I'm not sure if such a map can exist. It would imply that the $\text{U}(1)$-principal bundle $t \colon \text{U}(n) \to \mathbb{P}\text{U}(n)$ given by the usual projection would then have a smooth section $\sigma \colon \mathbb{P}\text{U}(n) \to \text{U}(n)$ given by $\sigma([A])= \phi(A)^{-1} \cdot A$. Hence this would imply that $\text{U}(n) \cong \mathbb{P}\text{U}(n) \times \text{U}(1)$ as $\text{U}(1)$-principal bundle.

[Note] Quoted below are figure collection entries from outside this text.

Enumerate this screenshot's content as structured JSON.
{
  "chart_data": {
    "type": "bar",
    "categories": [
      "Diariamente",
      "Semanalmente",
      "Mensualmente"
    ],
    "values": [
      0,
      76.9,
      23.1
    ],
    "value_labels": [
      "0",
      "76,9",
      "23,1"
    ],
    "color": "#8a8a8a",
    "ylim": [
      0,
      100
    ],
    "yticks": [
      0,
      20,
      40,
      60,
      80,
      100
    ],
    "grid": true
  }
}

Such a homomorphism cannot exist for $n>1$. To see this, look the the Lie algebras in question. The algebra $\mathfrak{u}(1)$ is $i\mathbb R$ while $\mathfrak{u}(n)\cong i\mathbb R\oplus\mathfrak{su}(n)$ and for $n>1$, $\mathfrak{su}(n)$ is simple. The summand $i\mathbb R$ corresponds to multiples of the identity, the second summand to matrices with vanishing complex trace. Now a Lie algebra homomorphism $\mathfrak{u}(n)\to\mathfrak{u}(1)$ has to vanish on $\mathfrak{su}(n)$ (otherwise its kernel would be a non-trivial ideal). So the only such homomorphisms are $X\mapsto a\cdot tr(X)$ for a real number $a$. Now for the homomorphism you are looking for, the derivative by definition would have to be $X\mapsto \frac1n\cdot tr(X)$. But this Lie algebra homomorphism does not integrate to the group $U(n)$ since $\exp(2\pi i\mathbb I)=\mathbb I$ whereas $\exp(\frac{2\pi i}{n})\neq 1$ for $n>1$. (So this corresponds to the fact that there is no $k$th root as a homomorphism $U(1)\to U(1)$.)
The argument via simplicity of $\mathfrak{su}(n)$ also shows that there are no interesting homomorphisms $U(n)\to U(n-1)$.